A todos os que suspiram por amor

Nas minhas recentes viagens pelos blogues, deparei-me com uma constante que me fez pensar seriamente no assunto - problemas do coração - e este post é dedicado a todos os que padecem de uma qualquer variante de desgosto amoroso. Perdoem-me os homens, mas dirijo-me mais propriamente às mulheres, sim, porque se não fossem os homens, os desgostos de amor não teriam nunca sentido em qualquer um desses momentos das nossas vidas.

 

Quando sofremos por amor, qualquer que seja a sua variante - desgosto e/ou traição e/ou fim da relação ( sim, porque umas podem implicar as outras ou então não forçosamente ) - custa-nos ouvir ( e não nos ajuda em nada, diga-se de passagem ) "isso passa com o tempo" ou "o tempo cura tudo".

 

Ora, que acaba por passar, até é verdade, o problema aqui é que pode demorar uma infinidade e, atenção: nunca passa completamente. Anos depois do problema resolvido, por assim dizer, ainda ocorrem aqueles momentos em que, não se sabe como, o nosso pensamento desencanta aquilo que pensámos tão bem guardadinho. A boa notícia aqui, é que nesta altura da vida, já somos mulheres (mais) seguras de nós próprias, e rapidamente e com bastante facilidade até, voltamos a colocar esses pensamentos na caixinha de onde não deveriam ter saído.
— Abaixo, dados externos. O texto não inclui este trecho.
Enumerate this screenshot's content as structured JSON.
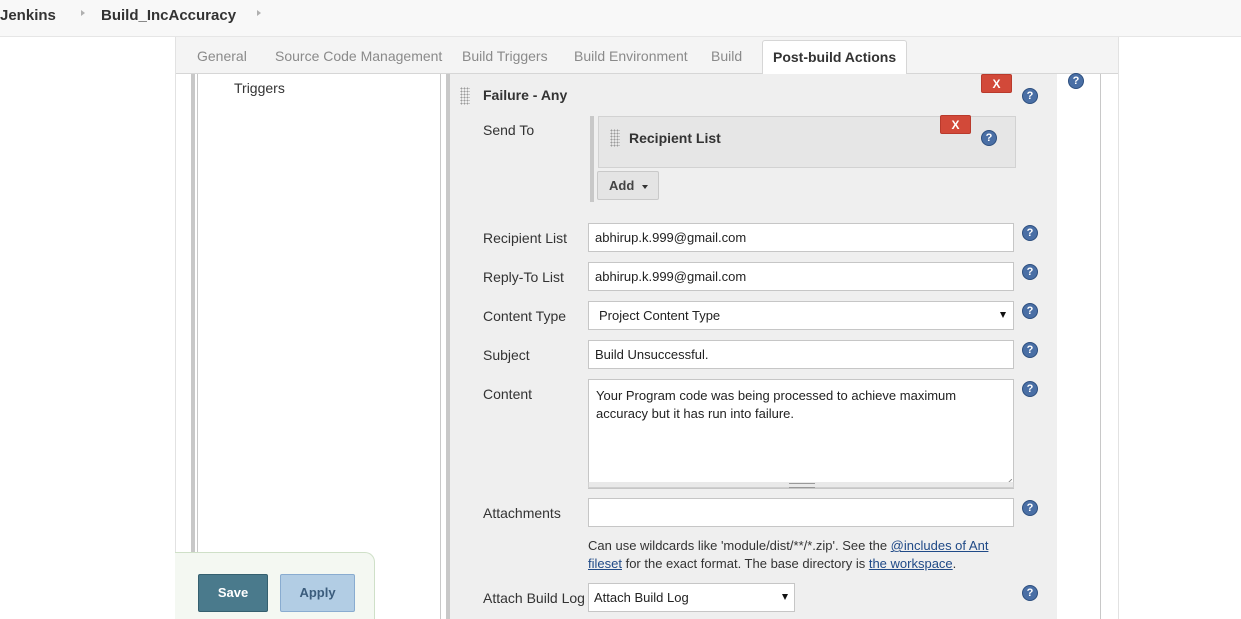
{
  "breadcrumb": {
    "home": "Jenkins",
    "project": "Build_IncAccuracy"
  },
  "tabs": [
    {
      "label": "General"
    },
    {
      "label": "Source Code Management"
    },
    {
      "label": "Build Triggers"
    },
    {
      "label": "Build Environment"
    },
    {
      "label": "Build"
    },
    {
      "label": "Post-build Actions",
      "active": true
    }
  ],
  "left_panel": {
    "triggers_label": "Triggers"
  },
  "trigger_block": {
    "title": "Failure - Any",
    "delete_label": "X",
    "send_to": {
      "label": "Send To",
      "recipient_box_title": "Recipient List",
      "delete_label": "X",
      "add_label": "Add"
    },
    "fields": {
      "recipient_list": {
        "label": "Recipient List",
        "value": "abhirup.k.999@gmail.com"
      },
      "reply_to_list": {
        "label": "Reply-To List",
        "value": "abhirup.k.999@gmail.com"
      },
      "content_type": {
        "label": "Content Type",
        "value": "Project Content Type"
      },
      "subject": {
        "label": "Subject",
        "value": "Build Unsuccessful."
      },
      "content": {
        "label": "Content",
        "value": "Your Program code was being processed to achieve maximum accuracy but it has run into failure."
      },
      "attachments": {
        "label": "Attachments",
        "value": "",
        "hint_prefix": "Can use wildcards like 'module/dist/**/*.zip'. See the ",
        "hint_link1": "@includes of Ant fileset",
        "hint_middle": " for the exact format. The base directory is ",
        "hint_link2": "the workspace",
        "hint_suffix": "."
      },
      "attach_build_log": {
        "label": "Attach Build Log",
        "value": "Attach Build Log"
      }
    }
  },
  "actions": {
    "save_label": "Save",
    "apply_label": "Apply"
  },
  "colors": {
    "delete": "#d24939",
    "help": "#4a6fa5",
    "save": "#4a7a8c",
    "apply": "#b2cde4",
    "link": "#204a87"
  }
}
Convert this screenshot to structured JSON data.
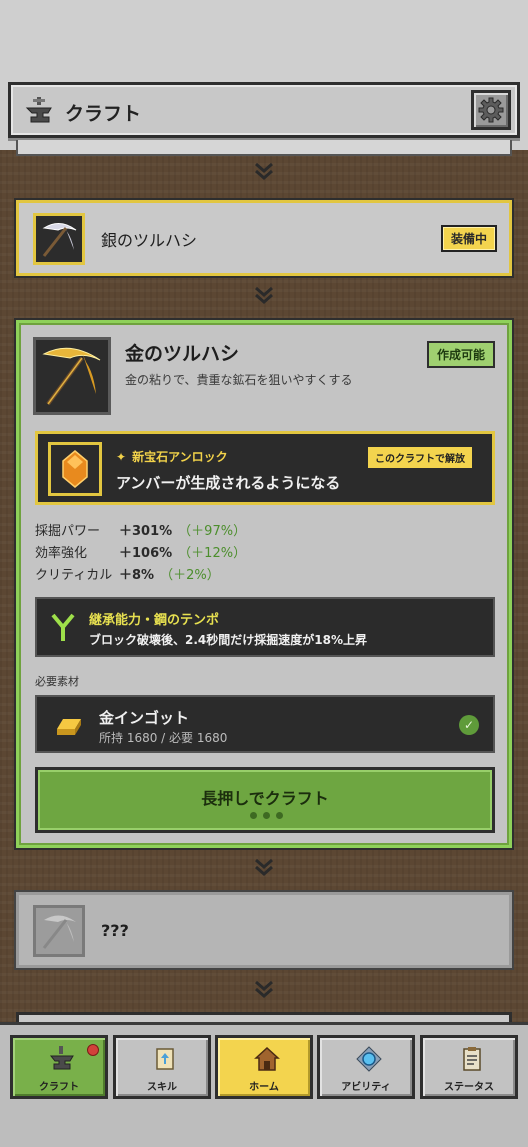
{
  "header": {
    "title": "クラフト",
    "settings_icon": "gear-icon"
  },
  "equipped_item": {
    "name": "銀のツルハシ",
    "badge": "装備中",
    "icon": "silver-pickaxe-icon"
  },
  "craft_item": {
    "name": "金のツルハシ",
    "badge": "作成可能",
    "description": "金の粘りで、貴重な鉱石を狙いやすくする",
    "icon": "gold-pickaxe-icon",
    "unlock": {
      "label": "新宝石アンロック",
      "text": "アンバーが生成されるようになる",
      "badge": "このクラフトで解放",
      "icon": "amber-gem-icon"
    },
    "stats": [
      {
        "label": "採掘パワー",
        "value": "＋301%",
        "diff": "（＋97%）"
      },
      {
        "label": "効率強化",
        "value": "＋106%",
        "diff": "（＋12%）"
      },
      {
        "label": "クリティカル",
        "value": "＋8%",
        "diff": "（＋2%）"
      }
    ],
    "inherit": {
      "title": "継承能力・鋼のテンポ",
      "description": "ブロック破壊後、2.4秒間だけ採掘速度が18%上昇"
    },
    "required_label": "必要素材",
    "material": {
      "name": "金インゴット",
      "count": "所持 1680 / 必要 1680",
      "icon": "gold-ingot-icon"
    },
    "craft_button": "長押しでクラフト"
  },
  "locked_item": {
    "name": "???"
  },
  "nav": [
    {
      "label": "クラフト",
      "icon": "anvil-icon"
    },
    {
      "label": "スキル",
      "icon": "scroll-icon"
    },
    {
      "label": "ホーム",
      "icon": "house-icon"
    },
    {
      "label": "アビリティ",
      "icon": "orb-icon"
    },
    {
      "label": "ステータス",
      "icon": "clipboard-icon"
    }
  ],
  "colors": {
    "accent_gold": "#f3d44e",
    "accent_green": "#6ea641",
    "background": "#5c4733"
  }
}
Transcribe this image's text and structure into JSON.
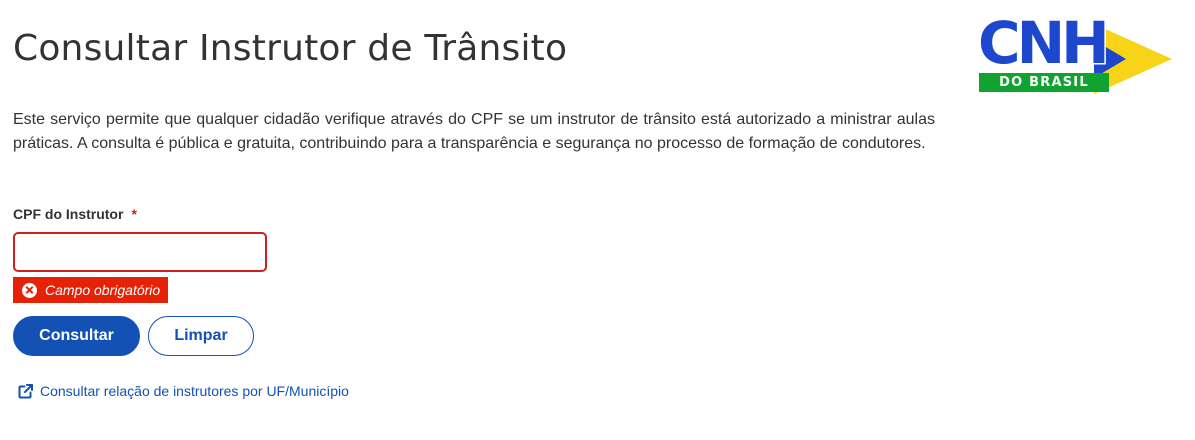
{
  "header": {
    "title": "Consultar Instrutor de Trânsito"
  },
  "logo": {
    "mark": "CNH",
    "label": "DO BRASIL",
    "colors": {
      "blue": "#1d47cc",
      "green": "#11a331",
      "yellow": "#f7d417"
    }
  },
  "description": "Este serviço permite que qualquer cidadão verifique através do CPF se um instrutor de trânsito está autorizado a ministrar aulas práticas. A consulta é pública e gratuita, contribuindo para a transparência e segurança no processo de formação de condutores.",
  "form": {
    "cpf_label": "CPF do Instrutor",
    "required_marker": "*",
    "cpf_value": "",
    "cpf_placeholder": "",
    "error_icon": "close-circle-icon",
    "error_message": "Campo obrigatório"
  },
  "actions": {
    "submit_label": "Consultar",
    "clear_label": "Limpar"
  },
  "link": {
    "icon": "external-link-icon",
    "text": "Consultar relação de instrutores por UF/Município"
  },
  "colors": {
    "text": "#333333",
    "primary": "#1351b4",
    "error": "#e52207",
    "required": "#d0201e"
  }
}
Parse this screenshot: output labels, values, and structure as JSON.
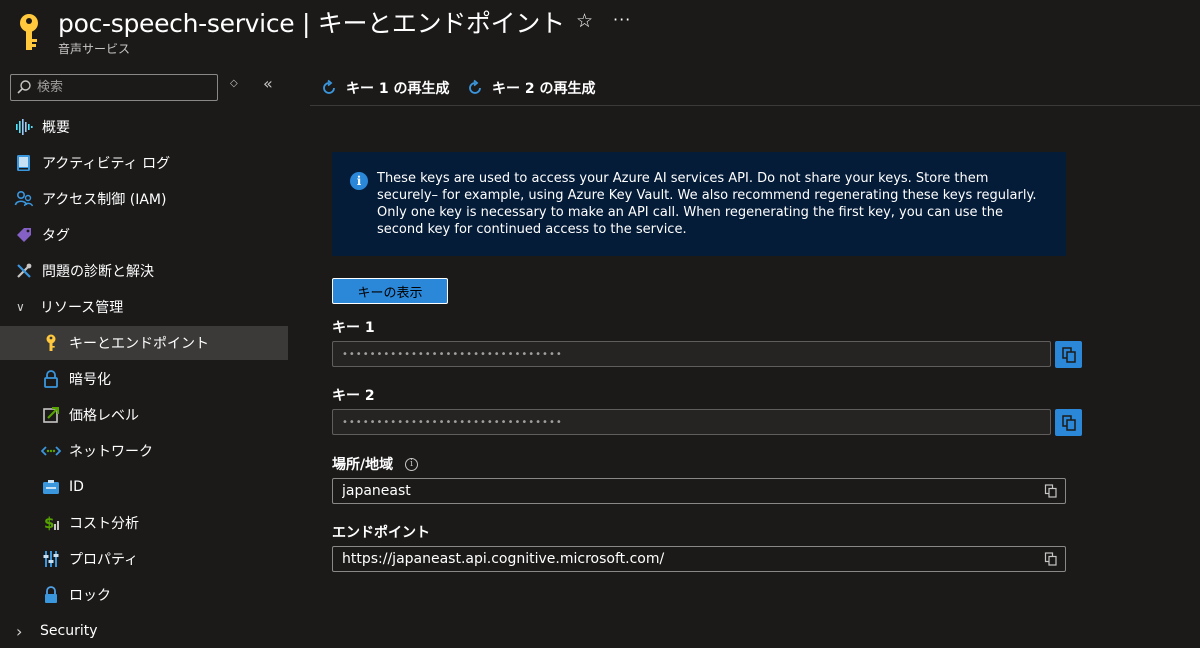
{
  "header": {
    "title": "poc-speech-service | キーとエンドポイント",
    "subtitle": "音声サービス",
    "star_glyph": "☆",
    "more_glyph": "···"
  },
  "sidebar": {
    "search_placeholder": "検索",
    "updown_glyph": "◇",
    "collapse_glyph": "«",
    "items": [
      {
        "label": "概要",
        "icon": "overview-waveform-icon",
        "level": 0
      },
      {
        "label": "アクティビティ ログ",
        "icon": "activity-log-icon",
        "level": 0
      },
      {
        "label": "アクセス制御 (IAM)",
        "icon": "access-control-icon",
        "level": 0
      },
      {
        "label": "タグ",
        "icon": "tag-icon",
        "level": 0
      },
      {
        "label": "問題の診断と解決",
        "icon": "wrench-icon",
        "level": 0
      },
      {
        "label": "リソース管理",
        "icon": "chevron-down-icon",
        "level": 0,
        "expander": "∨"
      },
      {
        "label": "キーとエンドポイント",
        "icon": "key-icon",
        "level": 1,
        "selected": true
      },
      {
        "label": "暗号化",
        "icon": "lock-icon",
        "level": 1
      },
      {
        "label": "価格レベル",
        "icon": "pricing-tier-icon",
        "level": 1
      },
      {
        "label": "ネットワーク",
        "icon": "network-icon",
        "level": 1
      },
      {
        "label": "ID",
        "icon": "identity-icon",
        "level": 1
      },
      {
        "label": "コスト分析",
        "icon": "cost-analysis-icon",
        "level": 1
      },
      {
        "label": "プロパティ",
        "icon": "properties-icon",
        "level": 1
      },
      {
        "label": "ロック",
        "icon": "lock-icon",
        "level": 1
      },
      {
        "label": "Security",
        "icon": "chevron-right-icon",
        "level": 0,
        "expander": "›"
      }
    ]
  },
  "toolbar": {
    "regen_key1": "キー 1 の再生成",
    "regen_key2": "キー 2 の再生成"
  },
  "info": {
    "text": "These keys are used to access your Azure AI services API. Do not share your keys. Store them securely– for example, using Azure Key Vault. We also recommend regenerating these keys regularly. Only one key is necessary to make an API call. When regenerating the first key, you can use the second key for continued access to the service."
  },
  "show_keys_label": "キーの表示",
  "key1": {
    "label": "キー 1",
    "value": "••••••••••••••••••••••••••••••••"
  },
  "key2": {
    "label": "キー 2",
    "value": "••••••••••••••••••••••••••••••••"
  },
  "location": {
    "label": "場所/地域",
    "value": "japaneast"
  },
  "endpoint": {
    "label": "エンドポイント",
    "value": "https://japaneast.api.cognitive.microsoft.com/"
  },
  "colors": {
    "accent": "#2b88d8",
    "info_bg": "#051c39",
    "key_yellow": "#ffc83d"
  }
}
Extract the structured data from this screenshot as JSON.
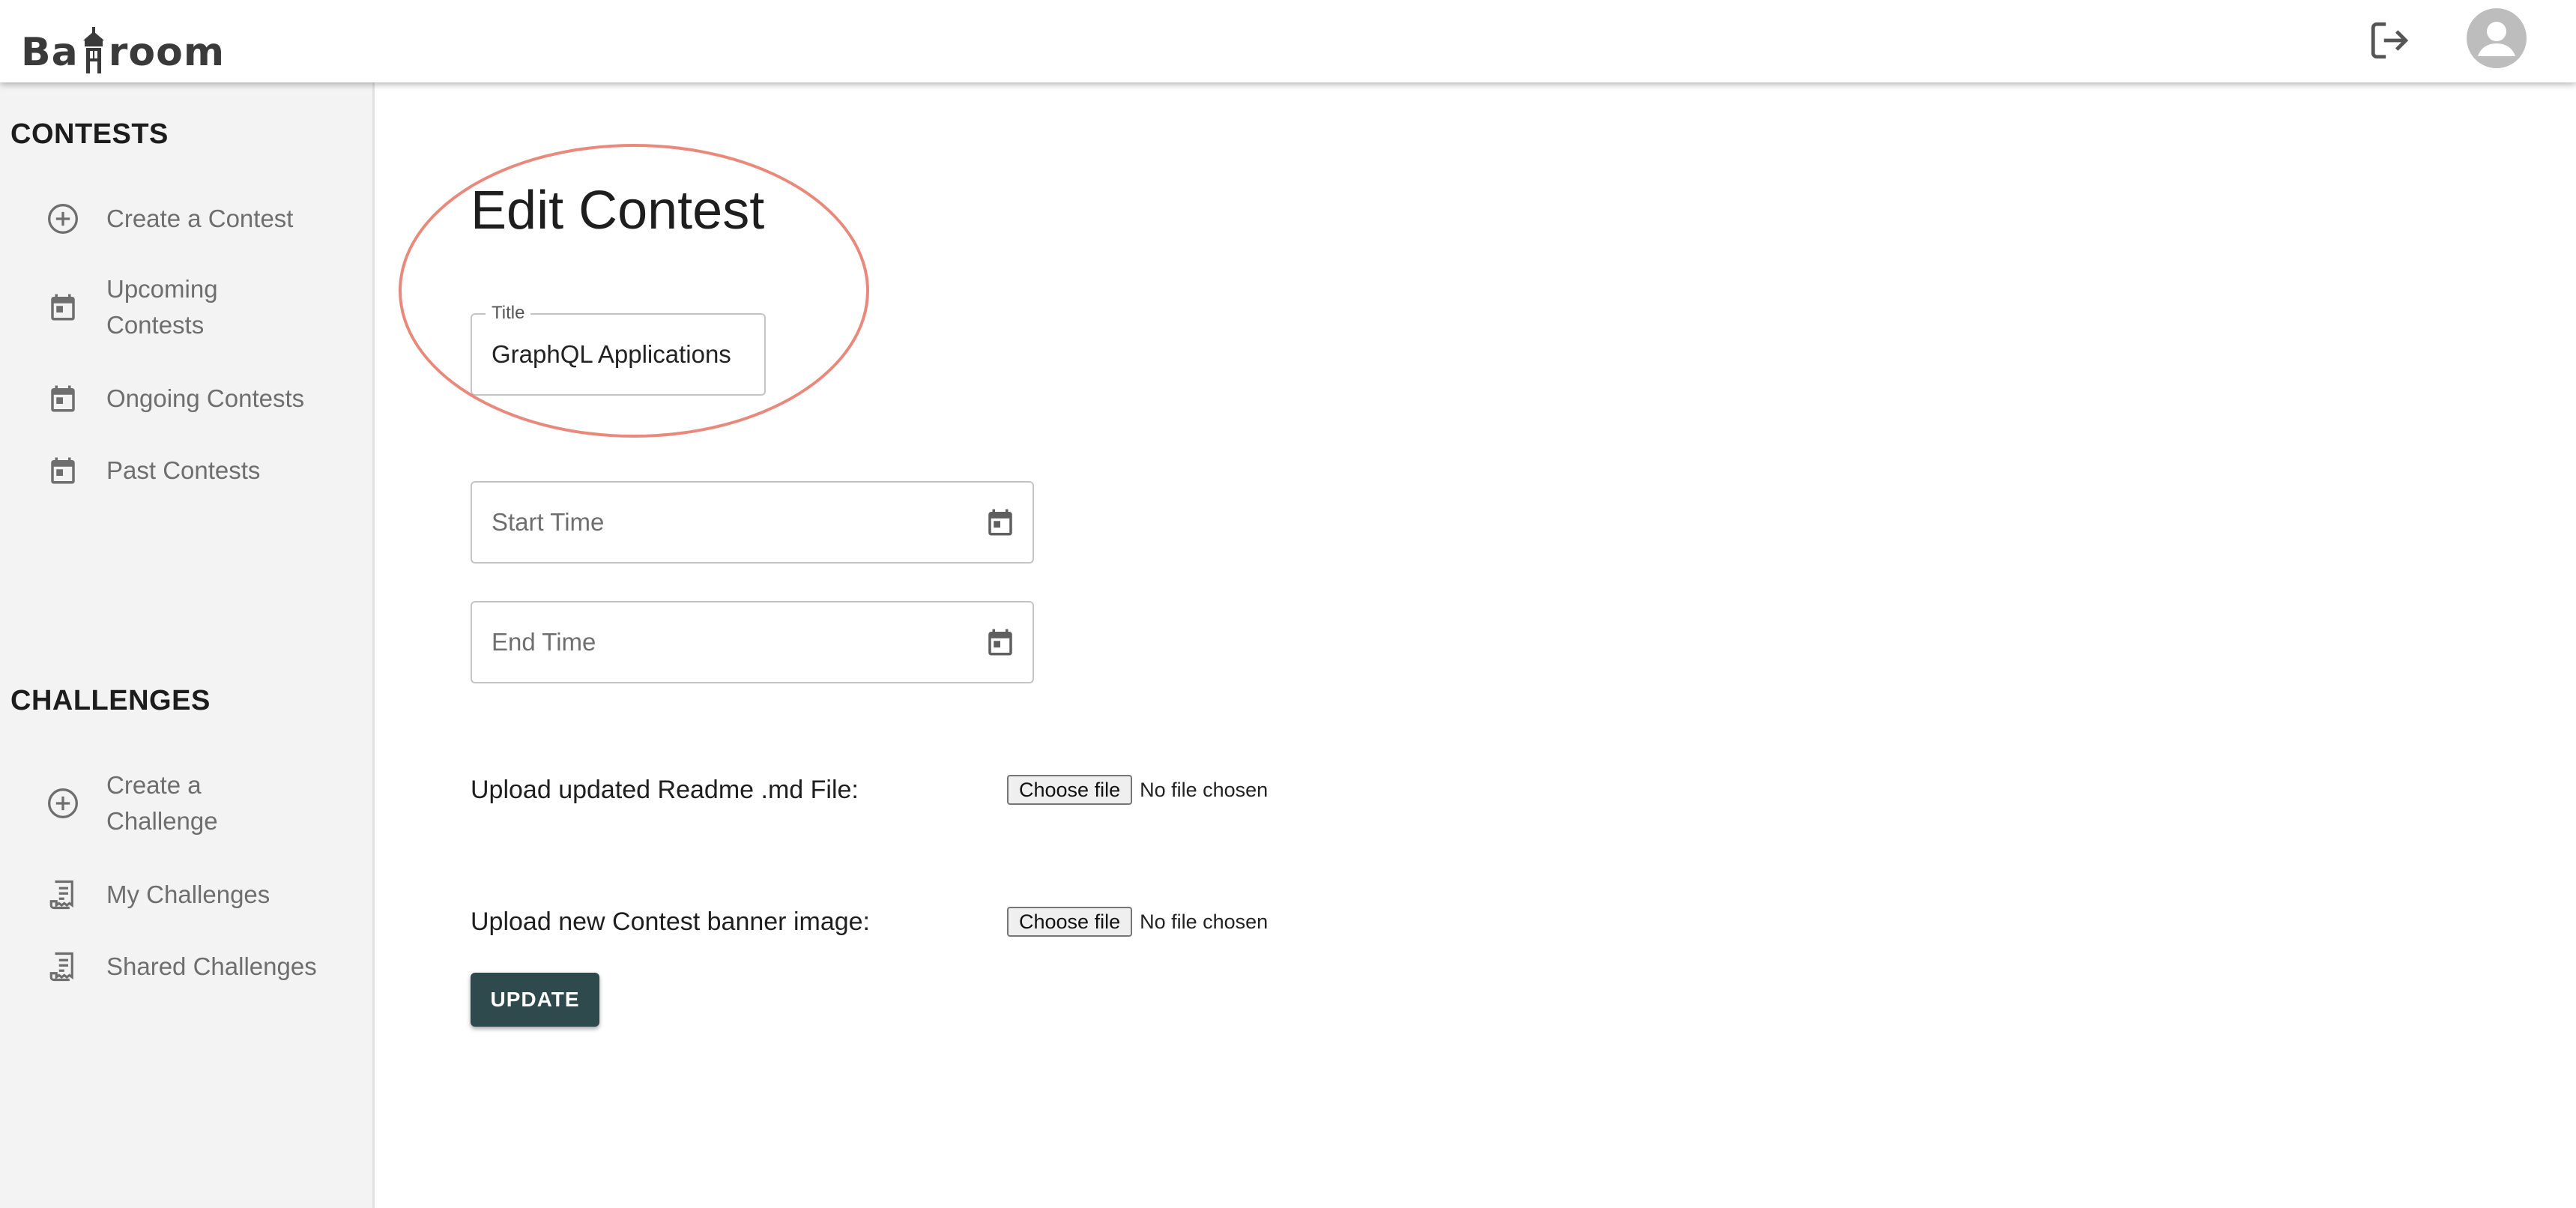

Se bem que é verdade que, por vezes, até é necessário que se escapem da caixinha onde os colocamos - recordar o passado faz-nos dar mais valor ao que temos agora - mas esta já tem a ver com a próxima pérola de sabedoria popular: "ele não te merece".

 

Ora, na altura em que somos bombardeados com esta, estamos a sofrer por amor, porque gostamos mesmo deles, o que quer dizer que mesmo que tenham defeitos, isso não nos interessa nada naquele momento, porque o que interessa realmente é que estamos a sofrer pela sua ausência ou falta (estou mesmo a ver-vos dizer que sim, que é mesmo assim).

Quanto a isto, tenho a dizer-vos que na altura ainda não temos a capacidade de perceber a realidade, mas mais tarde - lá está o tempo - acabamos por olhar para trás e perceber que foi melhor assim - esta também é outra pérola - porque na verdade eles não nos merecem.

 

A do "foi melhor assim", vem geralmente acompanhada do " tu mereces melhor" - se na altura quem o nosso coração quer é  esse causador efectivo do nosso desgosto, não adianta de nada dizerem que merecemos melhor - porque não queremos melhor - queremos aquele que já não temos ou estamos na iminência de perder ou acabamos de perder. E essa do "foi melhor assim", só meses ou anos mais tarde é a que a vamos aceitar e compreender.

 

 

Não pretendo fazer aqui de conselheira matrimonial - de modo algum. Quis foi dar um pouco de mim e dizer-vos que esses que vos causam estes problemas de coração, não sabem o que perdem - sim, pois são eles que saem a perder.

Pelo menos garanto um final feliz: aquando do abalo que estas lembranças nos trazem, acabamos por olhar para o lado, e vemos o ser  de coração doce que nos acompanha. E digo-vos: se nos acompanha, é porque nos merece!